Trabalhar ao sol é mais perigoso do que parece
A maioria das pessoas associa o uso de protetor solar a dias de praia ou a férias de verão. No entanto, para milhares de profissionais que trabalham ao ar livre, ou em contacto com fontes artificiais de radiação, a proteção solar é uma necessidade diária. Com o aumento dos níveis de radiação ultravioleta (UV), impulsionado por fenómenos como o desgaste da camada de ozono e as alterações climáticas, a exposição solar prolongada tornou-se um risco real para a saúde no trabalho.
Apesar disso, o protetor solar continua a ser visto como um cuidado pessoal opcional, e não como aquilo que realmente representa nestes contextos: um equipamento de proteção individual (EPI). Tal como os capacetes, as luvas ou os óculos de segurança, o protetor solar deve integrar a rotina de segurança de quem trabalha exposto ao sol ou a fontes de radiação UV técnica, como a soldadura.
Neste artigo, explicamos-lhe por que motivo o protetor solar deve ser considerado parte da estratégia de segurança no trabalho, quais os setores mais expostos ao risco e o que deve ser tido em conta na escolha de um produto eficaz e adaptado ao contexto profissional.
Quem está mais exposto aos riscos da radiação UV?
A exposição aos raios UV não é exclusiva de trabalhadores em praias ou em atividades de lazer. Diversos setores enfrentam riscos significativos e contínuos devido à radiação solar ou a fontes artificiais de UV. Deixamos-lhe alguns exemplos de setores e atividades onde o protetor solar é imprescindível.
-
Construção civil e obras públicas: operários de construção de estradas, trabalhadores em coberturas ou estruturas expostas.
-
Setor agrícola e florestal: agricultores, silvicultores e trabalhadores rurais.
-
Serviços municipais e urbanos: jardineiros, varredores e equipas de manutenção.
-
Indústria metalomecânica e de soldadura: exposição direta à radiação UV técnica proveniente de arcos elétricos.
-
Transportes e logística: estivadores, motoristas de pesados e operadores de maquinaria em ambientes exteriores.
-
Forças de segurança e proteção civil: bombeiros, polícia, militares e equipas de emergência em serviço no exterior.
Radiação solar ou técnica: dois tipos de perigo, o mesmo cuidado
É importante distinguir dois tipos de exposição aos raios UV, ambos com consequências relevantes:
-
Radiação solar natural (UV-A e UV-B): presente em qualquer ambiente ao ar livre, durante todo o ano. Mesmo em dias nublados, até 80% dos raios UV conseguem atingir a pele.
-
Radiação técnica (incluindo UV-C): emitida em atividades como soldadura, corte térmico e outros processos industriais. Os efeitos podem ser tão ou mais nocivos do que os da radiação solar, e exigem uma proteção específica.

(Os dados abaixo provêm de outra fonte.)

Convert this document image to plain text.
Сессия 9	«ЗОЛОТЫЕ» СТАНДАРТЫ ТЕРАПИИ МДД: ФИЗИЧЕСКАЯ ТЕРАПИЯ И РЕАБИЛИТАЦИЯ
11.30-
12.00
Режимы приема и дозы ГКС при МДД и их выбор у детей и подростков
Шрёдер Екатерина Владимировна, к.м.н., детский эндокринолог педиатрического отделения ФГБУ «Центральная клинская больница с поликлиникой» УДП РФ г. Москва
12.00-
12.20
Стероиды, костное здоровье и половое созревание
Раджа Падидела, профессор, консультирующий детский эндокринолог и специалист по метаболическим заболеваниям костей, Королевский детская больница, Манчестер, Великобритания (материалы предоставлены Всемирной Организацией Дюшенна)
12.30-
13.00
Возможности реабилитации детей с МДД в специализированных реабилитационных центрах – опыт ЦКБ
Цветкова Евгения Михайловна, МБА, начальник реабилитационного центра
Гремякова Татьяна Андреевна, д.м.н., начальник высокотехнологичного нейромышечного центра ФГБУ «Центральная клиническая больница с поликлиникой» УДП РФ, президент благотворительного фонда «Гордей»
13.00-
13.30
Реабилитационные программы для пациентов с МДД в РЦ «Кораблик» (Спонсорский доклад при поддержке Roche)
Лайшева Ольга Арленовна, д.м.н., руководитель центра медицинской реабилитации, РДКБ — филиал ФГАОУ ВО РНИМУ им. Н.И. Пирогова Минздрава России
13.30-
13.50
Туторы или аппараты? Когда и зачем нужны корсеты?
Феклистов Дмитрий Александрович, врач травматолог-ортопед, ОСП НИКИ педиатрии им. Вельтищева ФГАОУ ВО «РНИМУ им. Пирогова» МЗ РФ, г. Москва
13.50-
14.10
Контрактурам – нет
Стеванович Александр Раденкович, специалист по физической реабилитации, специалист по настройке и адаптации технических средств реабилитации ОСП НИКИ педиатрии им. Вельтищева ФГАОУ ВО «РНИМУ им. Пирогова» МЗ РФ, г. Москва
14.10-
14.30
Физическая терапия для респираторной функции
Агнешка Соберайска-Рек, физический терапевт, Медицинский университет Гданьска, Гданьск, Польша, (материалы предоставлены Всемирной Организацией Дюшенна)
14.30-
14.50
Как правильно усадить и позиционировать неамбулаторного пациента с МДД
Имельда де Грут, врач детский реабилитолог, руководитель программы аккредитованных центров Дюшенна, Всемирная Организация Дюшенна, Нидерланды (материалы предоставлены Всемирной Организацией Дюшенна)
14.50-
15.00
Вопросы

Em ambos os casos, o uso de um protetor solar adequado deve ser entendido como uma medida de proteção essencial.
E se o protetor solar fosse mesmo tratado como um EPI?
Apesar de ser uma proteção eficaz contra um risco profissional concreto, que é a radiação UV, o que é facto, é que o protetor solar ainda não é oficialmente reconhecido como Equipamento de Proteção Individual (EPI) pela legislação portuguesa ou europeia. Pode ler aqui o nosso artigo sobre o uso de EPI´s no Verão
Atualmente, a Diretiva 89/656/CEE e o Regulamento (UE) 2016/425 sobre os EPIs definem os critérios de utilização e certificação de equipamentos que protegem contra riscos profissionais. No entanto, o protetor solar, mesmo sendo essencial em determinados contextos de trabalho, não está incluído na listagem regulamentar de EPIs. A sua utilização continua a ser muitas vezes deixada à responsabilidade do próprio trabalhador, o que é algo problemático, especialmente em setores onde a exposição solar é inevitável e constante.Esta lacuna levanta preocupações, sobretudo numa altura em que as alterações climáticas aumentam a intensidade e a duração da exposição à radiação ultravioleta. Vários países e organizações de saúde ocupacional têm vindo a destacar a necessidade de considerar o protetor solar como parte integrante das estratégias de proteção no trabalho ao ar livre, tal como acontece com capacetes ou luvas.
Leia também o nosso artigo sobre Insolação solar: Sintomas e prevenção no local de trabalho
O que torna um protetor solar adequado para o trabalho?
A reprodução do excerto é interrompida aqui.